Structurele exploitatieruimte

Structurele exploitatieruimte

Voor de beoordeling van de financiële positie is het ook van belang te kijken naar de structurele baten en structurele lasten. Dit kengetal geeft aan hoe groot de structurele exploitatieruimte is, doordat wordt gekeken naar de structurele baten en structurele lasten en deze worden vergeleken met de totale baten. Een positief percentage betekent dat de structurele baten toereikend zijn om de structurele lasten (waaronder de rente en aflossing van een lening) te dekken.


Belastingcapaciteit

Belastingcapaciteit

De belastingcapaciteit geeft inzicht in de mate waarin bij het voordoen van een financiële tegenvaller in het volgende begrotingsjaar deze kan worden opgevangen of dat er ruimte is voor nieuw beleid.
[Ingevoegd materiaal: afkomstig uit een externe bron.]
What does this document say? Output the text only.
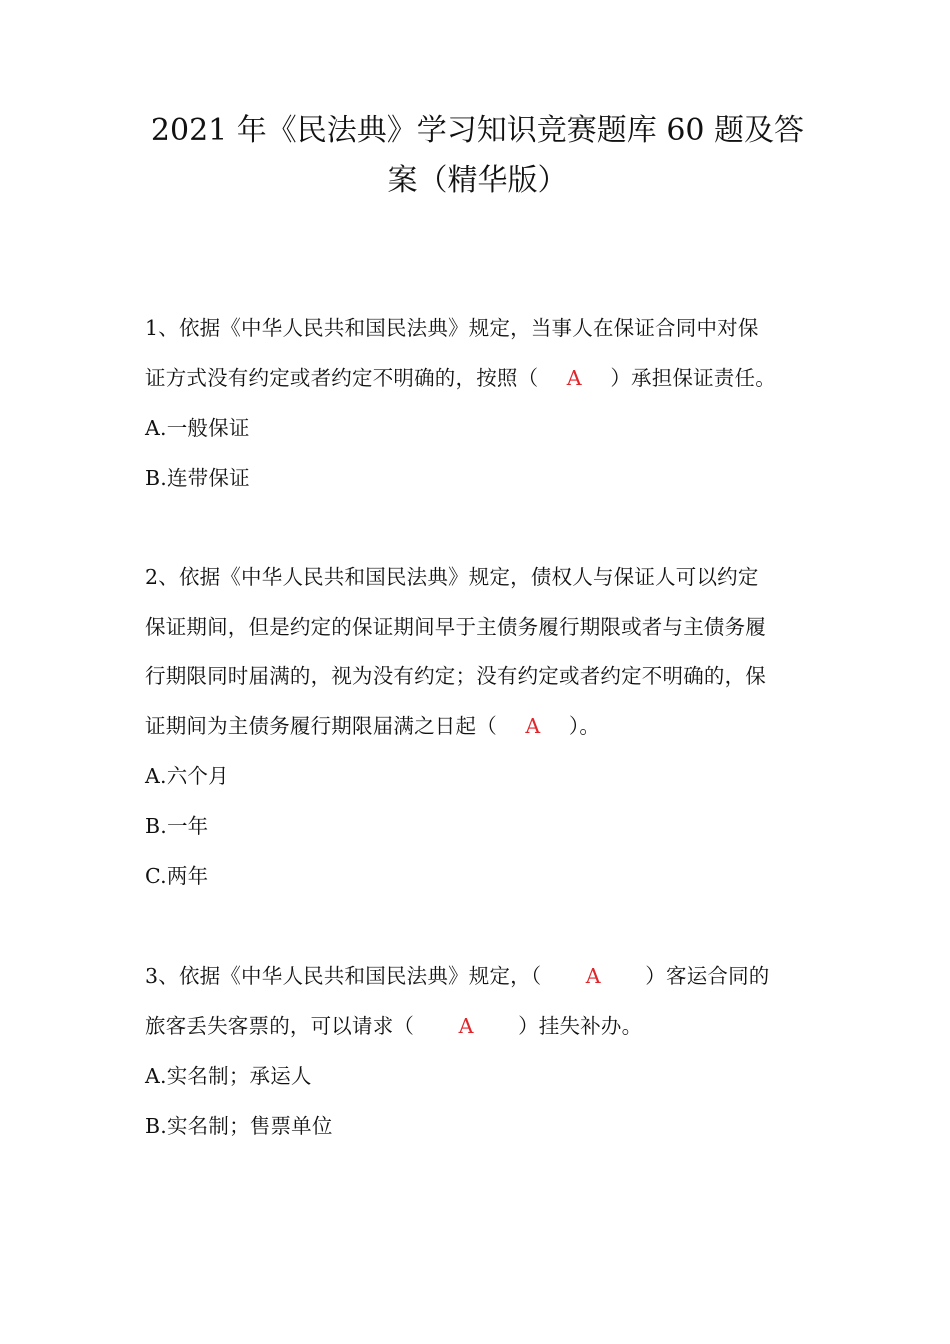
2021 年《民法典》学习知识竞赛题库 60 题及答
案（精华版）
1、依据《中华人民共和国民法典》规定，当事人在保证合同中对保
证方式没有约定或者约定不明确的，按照（ A ）承担保证责任。
A.一般保证
B.连带保证
2、依据《中华人民共和国民法典》规定，债权人与保证人可以约定
保证期间，但是约定的保证期间早于主债务履行期限或者与主债务履
行期限同时届满的，视为没有约定；没有约定或者约定不明确的，保
证期间为主债务履行期限届满之日起（ A ）。
A.六个月
B.一年
C.两年
3、依据《中华人民共和国民法典》规定，（ A ）客运合同的
旅客丢失客票的，可以请求（ A ）挂失补办。
A.实名制；承运人
B.实名制；售票单位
Om deze ruimte te kunnen weergeven is een ijkpunt nodig. In dit geval landelijk gemiddelde tarieven.
Voor de gemeenten wordt de belastingcapaciteit gerelateerd aan de hoogte van de gemiddelde woonlasten (OZB, rioolheffing en reinigingsheffing). Naast de OZB wordt tevens gekeken naar de riool- en afvalstoffenheffing, omdat de heffing niet kostendekkend hoeft te zijn, maar ook lager mag worden vastgesteld.

 

Conclusie
Netto schuldquote (zowel gecorrigeerd als niet gecorrigeerd voor alle verstrekte leningen).
De hoogte van dit kengetal wordt voor de gemeente Son en Breugel beïnvloed door een aantal oorzaken:

  • De boekwaarde van de bouwgronden in exploitatie zijn de afgelopen jaren gedaald. In 2024 ten opzichte van 2023 is de boekwaarde gedaald.
  • Investeringen voor: 
    • Diverse strategische grondaankopen
    • Van den Elsenstraat
    • Vervangen 3 bedrijfsauto's
    • Brandweerkazerne
    • Vervangen brug Dommelpas
    • Doorstromingsmaatregelen Gentiaan Bestseweg VRI
    • Basisschool De Bloktempel
    • BuitensteBinnen
    • Basisschool De Ruimte
    • Bouwkosten Bongerd
    • Groenbeleid
    • Rioolvervangingen
    • Vervanging electromechanische gemalen
    • Vervangen KCA unit Milieustraat
    • Verzamelplaats 't Harde Ven
    • Milieustraat 
    • Deelneming Crematorium Wolfswinkel
  • Eind 2024 loopt er in tegenstelling tot eind vorig jaar nog een kasgeldlening van € 8.000.000,-

 

Solvabiliteitsratio
In 2024 is de boekwaarde van de activa gestegen als gevolg van met name bovenstaande investeringen en is het eigen vermogen licht gedaald. Het kengetal is hierdoor gedaald.
 
Grondexploitatie
Dit kengetal is in 2024 minder negatief geworden omdat er onder andere kosten voor het woonrijp maken Sonniuspark zijn gemaakt. Daarnaast is de verwachting dat de grondexploitaties herontwikkeling centrum Breugel en centrum Son meer verlieslatend zijn waardoor dit een negatieve invloed heeft op dit kengetal.
 
Structurele exploitatieruimte
Het kengetal is negatief. Dit betekent dat alle structurele lasten, inclusief de kapitaallasten van de geraamde investeringen, niet opgevangen worden binnen een structureel sluitende jaarrekening.
 
Belastingcapaciteit
Het landelijk gemiddelde van het kengetal voor de belastingcapaciteit wordt jaarlijks op 100% gesteld. De lasten voor OZB, de afvalstoffen- en rioolheffing zijn in 2024 lager dan het landelijke gemiddelde.